Sen. Kamala D. Harris, D-Calif., offered a different view, tweeting, "What I just saw from the Attorney General is unacceptable. Barr must resign now."
Does anyone think her tweet wasn't written before the hearing even began?
Anyway, based on their interventions, the Democrats saw Wednesday's encounter with Barr as their chance to poke holes in the Justice Department's conclusions about the Mueller report. For his part, Barr kept his cool and tried to stay out of the political fray, mostly answering questions with a simple yes or no. When there was an actual legal question, he expanded on his reasoning. He was by far the most adult character in the room.
Make no mistake: What happened on Wednesday before the Senate Judiciary Committee was not a hearing; it was two separate show trials in the same room.
The drama setting the stage for the hearing was the leak of Mueller's March 27 letter to Barr. That letter's most critical line suggested Barr's conclusions on the report "did not fully capture the context, nature, and substance of [the special counsel's] work and conclusions," and went on to urge that Barr release more information.
Well, two weeks later, Barr did just that by releasing the full report, minus redactions. No one could reasonably expect Barr's original four-page letter to capture the full essence of a two-year investigation that cost tens of millions of dollars and dominated news cycles since mid-2017.
Barr explained his understanding that Mueller was frustrated with how the media reacted to his March 24 letter to Congress, and he also referenced a phone conversation the two had after Barr received Mueller's March 27 letter. That, in a nutshell, is the answer to Wednesday morning's headlines. The rest was recycled Washington swamp talk of the kind that those who aren't political junkies have learned to tune out.
The three Democratic presidential candidates on the committee did their best not to appear wild-eyed, rehearsed or pandering --- but each fell short. Sen. Amy Klobuchar, D-Minn., began by saying she was "gonna take us out of the weeds," then proceeded to take us even further into the weeds after instructing Barr which legislation he should support (hers).
Sen. Cory Booker, D-N.J., said he wanted to "take a step back" - immediately after his colleague Sen. Mazie Hirono, D-Hawaii, viciously maligned Barr, calling him a liar and demanding that he step down - and made airy remarks about this "sobering moment in American history."
And predictably, Harris played prosecutor and spent her questioning trying to indict Barr as being somehow too conflicted to do his job.
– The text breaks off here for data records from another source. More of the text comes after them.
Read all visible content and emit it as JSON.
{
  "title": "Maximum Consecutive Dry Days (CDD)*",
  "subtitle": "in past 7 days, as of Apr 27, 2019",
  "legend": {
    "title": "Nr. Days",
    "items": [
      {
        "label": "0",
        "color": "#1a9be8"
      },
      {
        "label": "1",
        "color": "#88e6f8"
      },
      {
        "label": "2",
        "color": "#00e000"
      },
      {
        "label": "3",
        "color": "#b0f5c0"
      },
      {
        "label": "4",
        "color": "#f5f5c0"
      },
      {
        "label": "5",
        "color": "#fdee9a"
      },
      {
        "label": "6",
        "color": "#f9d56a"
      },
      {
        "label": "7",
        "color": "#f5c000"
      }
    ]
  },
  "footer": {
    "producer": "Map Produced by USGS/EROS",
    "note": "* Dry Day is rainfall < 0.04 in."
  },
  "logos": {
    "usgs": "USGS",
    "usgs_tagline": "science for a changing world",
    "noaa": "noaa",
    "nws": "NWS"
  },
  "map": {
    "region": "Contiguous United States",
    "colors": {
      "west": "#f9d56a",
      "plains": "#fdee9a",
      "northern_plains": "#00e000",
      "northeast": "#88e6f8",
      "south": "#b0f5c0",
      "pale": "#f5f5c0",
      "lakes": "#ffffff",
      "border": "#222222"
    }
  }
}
Meanwhile, almost all Republicans drew attention to the sketchy beginnings of the Russia investigation --- the discredited Steele dossier, a couple freelancing FBI agents and a relentless campaign to feed the media with innuendo and conspiracy theories.
Two currents of outrage filled the air in the hearing room: Democrats raged against the report's actual findings; Republicans lamented that, as Sen. Charles Grassley, R-Iowa, put it to reporters during the break, "everybody was sold a bunch of snake oil, and now, the jig is up."
But is the fake news about a fake feud between Mueller and Barr, as Graham would like, now "over?" The Democrats, echoing a Hillary Clinton op-ed in The Washington Post last week, cannot afford to let go. Clinton wrote, "Congress should hold substantive hearings that build on the Mueller report and fill in its gaps, not jump straight to an up-or-down vote on impeachment." Maybe that is why the Democrats now pin their 2020 hopes on this show going on and on.
As a 35-year political veteran, looking beyond the Democrats' spite and condemnation of Barr, I can smell fear. And the Democrats are afraid of Barr's independence, his experience and his willingness to pursue the obvious questions of the FBI and the Justice Department's leadership and the Obama administration's political posturing during the 2016 campaign. Barr has the confidence to almost taunt the Democrats.
The truth is out there, and Barr is threatening to reveal it.